Nominal Classification for Determining the Geographic Origin of Cannabis: Integrating Machine Learning and Stable Isotope
Isotopic analysis. Machine Learning. Cannabis. Biomes
The aim of this research was to improve isotopic models for the geolocation of Cannabis through the integration of machine learning techniques and isotopic analysis. To achieve the intended objectives, isotopic data from isoscapes and real samples of Cannabis from different Brazilian biomes were used. The method involved bootstrap resampling to generate pseudo-samples and the application of classification algorithms, including Naive Bayes, Random Forest, and Neural Networks. The results demonstrated that the algorithms used achieved high accuracy rates in classifying samples by biome, with the combination of methods proving to be an efficient strategy for tracking. It was concluded that among the chosen classifiers, the Support Vector Machine (SVM) showed the best performance both in terms of sample size (from 50 to 500), using the sigmoid kernel function, and in percentage (5% to 95%), in this case using the polynomial kernel.

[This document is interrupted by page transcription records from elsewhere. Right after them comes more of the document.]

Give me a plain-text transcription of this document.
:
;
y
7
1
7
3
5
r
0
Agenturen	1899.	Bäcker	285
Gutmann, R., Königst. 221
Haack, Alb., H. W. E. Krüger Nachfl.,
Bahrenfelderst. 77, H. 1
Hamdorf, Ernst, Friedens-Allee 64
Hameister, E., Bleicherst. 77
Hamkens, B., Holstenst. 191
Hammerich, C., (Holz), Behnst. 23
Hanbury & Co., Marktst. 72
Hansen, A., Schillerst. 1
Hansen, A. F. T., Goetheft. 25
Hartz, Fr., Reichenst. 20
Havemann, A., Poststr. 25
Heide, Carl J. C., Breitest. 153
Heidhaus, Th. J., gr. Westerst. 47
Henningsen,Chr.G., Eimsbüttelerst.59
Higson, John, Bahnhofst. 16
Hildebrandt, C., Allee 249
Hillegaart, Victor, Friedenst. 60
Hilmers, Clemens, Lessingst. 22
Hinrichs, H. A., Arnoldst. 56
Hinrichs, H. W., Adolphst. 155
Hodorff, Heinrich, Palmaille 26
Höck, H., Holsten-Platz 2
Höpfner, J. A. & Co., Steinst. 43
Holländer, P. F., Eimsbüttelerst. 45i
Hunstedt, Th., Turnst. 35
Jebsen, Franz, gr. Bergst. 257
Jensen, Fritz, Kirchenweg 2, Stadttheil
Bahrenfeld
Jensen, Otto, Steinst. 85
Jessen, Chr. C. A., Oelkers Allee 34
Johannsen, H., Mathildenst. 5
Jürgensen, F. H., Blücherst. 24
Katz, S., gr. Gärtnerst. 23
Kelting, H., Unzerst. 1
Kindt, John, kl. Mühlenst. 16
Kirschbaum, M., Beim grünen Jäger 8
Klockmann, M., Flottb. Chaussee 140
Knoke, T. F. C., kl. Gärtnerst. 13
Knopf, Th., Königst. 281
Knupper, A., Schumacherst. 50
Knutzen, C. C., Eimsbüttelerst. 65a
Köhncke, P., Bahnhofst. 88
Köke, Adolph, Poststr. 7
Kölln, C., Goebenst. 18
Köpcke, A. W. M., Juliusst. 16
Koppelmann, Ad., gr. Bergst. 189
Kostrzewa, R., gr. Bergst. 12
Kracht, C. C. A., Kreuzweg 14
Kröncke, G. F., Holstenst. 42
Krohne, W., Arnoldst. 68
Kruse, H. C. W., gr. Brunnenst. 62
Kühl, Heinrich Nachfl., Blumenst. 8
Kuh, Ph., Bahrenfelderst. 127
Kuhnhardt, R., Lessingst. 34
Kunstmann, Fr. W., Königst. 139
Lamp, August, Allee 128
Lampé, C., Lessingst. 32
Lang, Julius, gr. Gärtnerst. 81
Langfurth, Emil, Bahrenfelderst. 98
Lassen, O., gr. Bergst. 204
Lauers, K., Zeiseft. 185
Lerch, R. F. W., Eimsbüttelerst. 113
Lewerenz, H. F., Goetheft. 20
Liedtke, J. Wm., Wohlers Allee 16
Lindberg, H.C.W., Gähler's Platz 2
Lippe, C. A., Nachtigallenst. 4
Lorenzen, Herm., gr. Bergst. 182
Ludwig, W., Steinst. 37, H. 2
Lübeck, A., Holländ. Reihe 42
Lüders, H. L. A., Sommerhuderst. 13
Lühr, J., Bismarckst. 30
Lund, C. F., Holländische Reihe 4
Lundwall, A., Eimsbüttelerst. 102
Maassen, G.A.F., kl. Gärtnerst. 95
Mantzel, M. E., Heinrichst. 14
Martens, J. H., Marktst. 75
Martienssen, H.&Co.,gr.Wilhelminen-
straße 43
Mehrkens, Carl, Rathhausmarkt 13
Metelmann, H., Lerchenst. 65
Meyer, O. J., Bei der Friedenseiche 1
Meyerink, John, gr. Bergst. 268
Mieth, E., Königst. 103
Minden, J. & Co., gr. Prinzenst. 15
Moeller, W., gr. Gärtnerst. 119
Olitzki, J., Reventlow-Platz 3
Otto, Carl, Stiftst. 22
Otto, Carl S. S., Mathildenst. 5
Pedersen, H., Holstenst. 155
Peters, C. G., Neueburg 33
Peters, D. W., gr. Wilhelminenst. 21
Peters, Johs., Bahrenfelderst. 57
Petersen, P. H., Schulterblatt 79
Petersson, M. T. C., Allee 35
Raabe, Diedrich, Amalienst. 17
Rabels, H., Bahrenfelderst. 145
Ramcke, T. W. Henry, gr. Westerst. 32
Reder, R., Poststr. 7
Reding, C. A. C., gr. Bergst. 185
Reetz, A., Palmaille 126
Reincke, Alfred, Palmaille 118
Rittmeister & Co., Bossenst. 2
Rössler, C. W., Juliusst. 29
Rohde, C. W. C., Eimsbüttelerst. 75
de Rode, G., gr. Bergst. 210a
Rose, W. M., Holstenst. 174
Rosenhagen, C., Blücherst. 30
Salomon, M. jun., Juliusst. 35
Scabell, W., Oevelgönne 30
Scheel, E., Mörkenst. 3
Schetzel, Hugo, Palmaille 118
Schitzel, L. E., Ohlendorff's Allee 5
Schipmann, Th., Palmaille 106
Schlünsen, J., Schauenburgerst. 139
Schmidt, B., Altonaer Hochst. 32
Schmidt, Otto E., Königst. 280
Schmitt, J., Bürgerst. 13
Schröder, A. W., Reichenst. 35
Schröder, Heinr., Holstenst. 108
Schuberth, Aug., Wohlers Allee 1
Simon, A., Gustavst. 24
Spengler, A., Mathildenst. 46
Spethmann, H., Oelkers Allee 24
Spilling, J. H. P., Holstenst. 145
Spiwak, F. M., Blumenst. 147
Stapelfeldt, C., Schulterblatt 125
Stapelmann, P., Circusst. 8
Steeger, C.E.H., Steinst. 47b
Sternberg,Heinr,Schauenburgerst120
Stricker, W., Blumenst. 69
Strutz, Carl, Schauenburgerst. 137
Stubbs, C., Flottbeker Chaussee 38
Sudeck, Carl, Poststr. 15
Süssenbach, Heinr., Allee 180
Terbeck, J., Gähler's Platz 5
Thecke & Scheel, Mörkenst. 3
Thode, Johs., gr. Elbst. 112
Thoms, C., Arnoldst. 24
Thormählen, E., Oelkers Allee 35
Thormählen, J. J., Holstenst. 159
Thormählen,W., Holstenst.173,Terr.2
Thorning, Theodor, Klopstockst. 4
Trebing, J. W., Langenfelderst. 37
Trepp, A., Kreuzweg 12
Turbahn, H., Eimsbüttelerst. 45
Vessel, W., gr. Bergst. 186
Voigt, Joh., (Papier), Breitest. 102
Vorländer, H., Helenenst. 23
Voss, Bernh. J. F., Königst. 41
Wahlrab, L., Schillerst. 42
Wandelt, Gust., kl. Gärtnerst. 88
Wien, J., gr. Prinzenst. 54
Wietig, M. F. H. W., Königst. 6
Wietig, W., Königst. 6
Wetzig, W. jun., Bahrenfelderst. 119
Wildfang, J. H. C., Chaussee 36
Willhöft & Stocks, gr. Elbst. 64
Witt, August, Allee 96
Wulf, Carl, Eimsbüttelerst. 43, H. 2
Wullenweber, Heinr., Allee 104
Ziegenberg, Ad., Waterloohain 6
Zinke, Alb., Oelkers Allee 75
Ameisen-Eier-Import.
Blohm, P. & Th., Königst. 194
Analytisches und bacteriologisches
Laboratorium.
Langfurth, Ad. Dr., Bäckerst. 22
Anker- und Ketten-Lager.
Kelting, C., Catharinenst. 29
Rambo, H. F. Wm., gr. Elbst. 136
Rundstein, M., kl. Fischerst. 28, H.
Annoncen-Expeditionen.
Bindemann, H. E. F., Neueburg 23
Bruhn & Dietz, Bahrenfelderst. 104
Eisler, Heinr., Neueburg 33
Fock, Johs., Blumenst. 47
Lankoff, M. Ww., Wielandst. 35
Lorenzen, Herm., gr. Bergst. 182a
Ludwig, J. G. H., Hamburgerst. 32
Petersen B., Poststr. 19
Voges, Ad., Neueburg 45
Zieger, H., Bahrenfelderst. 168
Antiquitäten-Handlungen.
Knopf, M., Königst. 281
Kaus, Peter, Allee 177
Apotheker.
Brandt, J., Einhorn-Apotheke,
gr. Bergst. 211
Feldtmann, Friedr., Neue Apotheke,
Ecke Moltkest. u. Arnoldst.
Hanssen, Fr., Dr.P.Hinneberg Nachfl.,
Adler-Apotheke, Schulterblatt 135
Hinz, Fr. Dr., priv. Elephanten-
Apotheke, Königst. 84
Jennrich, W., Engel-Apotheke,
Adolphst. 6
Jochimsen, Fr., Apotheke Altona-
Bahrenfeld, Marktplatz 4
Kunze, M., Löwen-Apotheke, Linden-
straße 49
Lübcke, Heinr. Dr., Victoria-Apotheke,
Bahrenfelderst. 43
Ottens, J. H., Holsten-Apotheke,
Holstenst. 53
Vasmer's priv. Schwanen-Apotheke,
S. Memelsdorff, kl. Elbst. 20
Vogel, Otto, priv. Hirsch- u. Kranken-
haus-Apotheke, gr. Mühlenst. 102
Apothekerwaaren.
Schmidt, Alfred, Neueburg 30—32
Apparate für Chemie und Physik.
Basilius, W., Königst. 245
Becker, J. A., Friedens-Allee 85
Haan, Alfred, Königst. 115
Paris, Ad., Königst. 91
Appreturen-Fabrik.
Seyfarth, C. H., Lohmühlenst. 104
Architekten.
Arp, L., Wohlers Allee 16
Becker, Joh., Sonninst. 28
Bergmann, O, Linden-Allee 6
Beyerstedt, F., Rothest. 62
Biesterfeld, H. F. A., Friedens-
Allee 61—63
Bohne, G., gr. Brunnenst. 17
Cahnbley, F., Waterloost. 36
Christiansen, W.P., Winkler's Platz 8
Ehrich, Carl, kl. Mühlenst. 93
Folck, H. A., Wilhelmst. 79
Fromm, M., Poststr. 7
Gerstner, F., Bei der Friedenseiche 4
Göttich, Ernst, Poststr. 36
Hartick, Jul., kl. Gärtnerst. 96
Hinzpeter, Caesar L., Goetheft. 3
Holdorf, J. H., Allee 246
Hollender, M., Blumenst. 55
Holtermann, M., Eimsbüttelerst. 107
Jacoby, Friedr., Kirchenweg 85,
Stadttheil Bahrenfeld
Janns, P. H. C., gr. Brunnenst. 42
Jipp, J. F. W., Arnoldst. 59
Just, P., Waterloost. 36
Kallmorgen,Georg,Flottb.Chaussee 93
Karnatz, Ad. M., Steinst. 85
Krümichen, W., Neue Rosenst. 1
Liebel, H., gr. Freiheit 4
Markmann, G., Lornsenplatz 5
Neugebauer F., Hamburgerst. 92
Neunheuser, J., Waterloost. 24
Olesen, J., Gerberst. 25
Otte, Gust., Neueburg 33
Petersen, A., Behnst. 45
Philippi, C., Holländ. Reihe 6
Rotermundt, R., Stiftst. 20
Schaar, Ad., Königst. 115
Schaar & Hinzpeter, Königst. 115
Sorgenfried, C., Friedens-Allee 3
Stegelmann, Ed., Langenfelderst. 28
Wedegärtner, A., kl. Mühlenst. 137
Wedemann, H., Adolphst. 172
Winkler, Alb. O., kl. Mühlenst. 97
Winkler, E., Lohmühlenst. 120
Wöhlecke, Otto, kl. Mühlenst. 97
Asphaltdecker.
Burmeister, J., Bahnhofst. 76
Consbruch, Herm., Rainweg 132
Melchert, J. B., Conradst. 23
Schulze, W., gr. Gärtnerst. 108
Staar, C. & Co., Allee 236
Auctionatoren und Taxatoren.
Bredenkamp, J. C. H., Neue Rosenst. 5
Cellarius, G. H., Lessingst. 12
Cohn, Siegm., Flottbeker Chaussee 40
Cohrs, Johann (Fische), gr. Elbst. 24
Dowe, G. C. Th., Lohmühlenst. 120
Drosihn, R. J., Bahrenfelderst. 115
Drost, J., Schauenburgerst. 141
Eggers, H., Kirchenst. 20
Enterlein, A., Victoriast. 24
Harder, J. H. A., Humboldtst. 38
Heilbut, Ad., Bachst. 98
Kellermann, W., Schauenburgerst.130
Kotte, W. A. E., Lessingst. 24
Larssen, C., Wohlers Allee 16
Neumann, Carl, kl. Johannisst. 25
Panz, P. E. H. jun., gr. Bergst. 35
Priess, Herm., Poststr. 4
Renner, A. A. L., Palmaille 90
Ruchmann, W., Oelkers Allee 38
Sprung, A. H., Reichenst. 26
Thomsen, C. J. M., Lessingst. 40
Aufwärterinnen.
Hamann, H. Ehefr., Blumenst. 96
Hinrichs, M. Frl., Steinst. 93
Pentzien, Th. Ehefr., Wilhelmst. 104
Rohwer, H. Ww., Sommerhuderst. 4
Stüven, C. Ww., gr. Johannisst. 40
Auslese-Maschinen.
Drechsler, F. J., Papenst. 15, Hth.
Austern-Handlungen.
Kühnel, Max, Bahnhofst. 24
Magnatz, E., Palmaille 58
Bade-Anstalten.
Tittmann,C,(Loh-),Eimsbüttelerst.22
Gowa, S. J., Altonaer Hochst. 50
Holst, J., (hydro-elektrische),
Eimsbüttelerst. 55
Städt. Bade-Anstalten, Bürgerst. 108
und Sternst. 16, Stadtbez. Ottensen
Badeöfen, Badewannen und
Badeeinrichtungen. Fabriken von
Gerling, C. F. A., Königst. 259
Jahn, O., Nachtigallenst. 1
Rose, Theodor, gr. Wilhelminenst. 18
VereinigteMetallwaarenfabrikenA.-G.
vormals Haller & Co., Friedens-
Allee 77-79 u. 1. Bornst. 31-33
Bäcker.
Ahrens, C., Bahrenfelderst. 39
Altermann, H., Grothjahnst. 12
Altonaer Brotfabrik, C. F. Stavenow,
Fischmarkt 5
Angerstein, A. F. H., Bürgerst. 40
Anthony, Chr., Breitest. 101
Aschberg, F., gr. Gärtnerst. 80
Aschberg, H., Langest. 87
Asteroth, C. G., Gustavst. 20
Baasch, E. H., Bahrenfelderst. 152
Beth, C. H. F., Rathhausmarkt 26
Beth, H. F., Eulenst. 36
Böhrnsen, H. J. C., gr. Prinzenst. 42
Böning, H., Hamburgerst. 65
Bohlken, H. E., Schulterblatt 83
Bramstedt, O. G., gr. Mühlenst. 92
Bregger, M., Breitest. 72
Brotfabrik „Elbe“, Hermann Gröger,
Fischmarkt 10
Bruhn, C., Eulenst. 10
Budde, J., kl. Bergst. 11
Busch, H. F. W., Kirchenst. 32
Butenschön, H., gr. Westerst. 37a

The SVM model with kernel functions achieved the highest average accuracy (0.7970), reinforcing its overall effectiveness even with reduced samples. Meanwhile, the polynomial SVM model reached an average accuracy of 0.8036, the highest among all evaluated models with varying percentages, and stood out for its balance between precision and recall. Thus, the results highlight that the integration of isotopic analysis with machine learning provides significant contributions to forensic science, enabling greater control over drug trafficking and important advances in knowledge about Brazil's biomes.